The difference between a friendship and relationship is physical attraction. And, of course, a desire to share your lives. However, without that physical desire, things will peter out.
Show a willingness to flirt. That doesn’t mean jumping in bed with someone, just start building sexual tension. That can be done by showing them you’re checking them out when you see them, holding hands, kissing, and sending sexy texts. For example, you can tell them good night, and mention that you’ll be thinking about them when going to sleep and add a wink at the end. You can also play with innuendo in other ways, such as letting them know when you’re about to have a shower. If they then take things too far, you can say, “Hey Mister, hold your horses. Let’s experience some things in real life before we talk about them over text…” That way you can ensure you don’t take things further than what you’re comfortable with. [Read: 70 Best Tinder Pickup Lines for Guys & Girls That Really Work]
What did it mean when he said he’s looking for a relationship but want to take things slow? Why does he text every day and then take a five day break? Is he truly ready for a relationship? Does him seeing his ex mean he’s just friends with her or that he’s still hanging on for other reasons? If he introduces you to his parents, does it mean he’s serious about your relationship?
The answer to all the above depends on the man you’re dating. Each person is different. The easiest way to know what something means is to ask. Ask him flat out what it means. Or, well, you don’t have to ask him if taking you to see his parents means he’s serious—just ask if he is serious about your relationship.
He’s not a mind reader. The only way to get what you want is to ask for it. After dating for a while, ask how he sees a relationship. What does the ideal week look like when sharing life with someone? The ideal weekend? What is he looking for? Then explain what you expect. That way, you won’t feel neglected when he chooses to spend some weekends with friends (as he sees having your own lives as an important part of a healthy relationship). By sharing your expectations, you know how to satisfy one another, as well as where compromise will be needed.
This goes for the small things too. If you want gifts you appreciate, talk to him about gifts. What would you like for Christmas, anniversaries, Valentine’s and so forth? Hinting that you prefer experiences over roses isn’t necessarily going to lead to him taking you to a spa instead of buying you roses. You really have to hammer it home that you do NOT want flowers. Your favorite gifts are experiences—date nights, weekends at a spa, road trips, a day spent doing something romantic together.

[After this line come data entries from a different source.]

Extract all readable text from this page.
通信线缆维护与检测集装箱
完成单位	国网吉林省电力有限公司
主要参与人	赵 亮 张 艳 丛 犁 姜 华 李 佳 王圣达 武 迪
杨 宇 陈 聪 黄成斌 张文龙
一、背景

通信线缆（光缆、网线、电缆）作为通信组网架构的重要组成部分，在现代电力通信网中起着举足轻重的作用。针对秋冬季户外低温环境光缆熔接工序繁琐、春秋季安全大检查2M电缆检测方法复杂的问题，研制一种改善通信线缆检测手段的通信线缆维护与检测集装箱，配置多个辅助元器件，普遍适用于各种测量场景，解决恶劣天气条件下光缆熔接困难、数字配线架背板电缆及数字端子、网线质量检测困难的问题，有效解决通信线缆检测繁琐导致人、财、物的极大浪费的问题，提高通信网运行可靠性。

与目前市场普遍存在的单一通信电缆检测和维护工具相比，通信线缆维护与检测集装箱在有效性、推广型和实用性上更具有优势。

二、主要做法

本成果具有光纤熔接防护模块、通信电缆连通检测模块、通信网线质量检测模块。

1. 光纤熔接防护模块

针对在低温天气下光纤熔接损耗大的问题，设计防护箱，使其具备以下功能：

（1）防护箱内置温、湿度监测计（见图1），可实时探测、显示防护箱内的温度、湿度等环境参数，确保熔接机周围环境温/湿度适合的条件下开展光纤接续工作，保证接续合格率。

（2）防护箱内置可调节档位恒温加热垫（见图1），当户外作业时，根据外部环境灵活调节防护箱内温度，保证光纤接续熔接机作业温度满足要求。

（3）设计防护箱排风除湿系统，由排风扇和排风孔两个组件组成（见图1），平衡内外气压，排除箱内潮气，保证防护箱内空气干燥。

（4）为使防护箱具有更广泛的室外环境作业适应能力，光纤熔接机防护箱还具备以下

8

Explain it properly.
Of course, if you want the actual gifts to be a surprise, just discuss it in general terms—don’t say, “I want a weekend at a spa.”
The same applies to date nights. If you prefer dinner at home to a swanky night out, or you prefer a good hike to the movies, then you have to say so. And remember: hinting doesn’t always work. Clear communication does.
Be mindful of what he says, too. If finances are his primary concern, no matter how much he loves you he won’t treat you to a gift at Tiffany’s. He will find a bargain diamond somewhere else. And that does not reflect on how much he cares, but what his values are. He’d rather save the money so the two of you can be safe later in life.
The two of you need to find a way forward that appeals to you both—and that means you need to talk about it.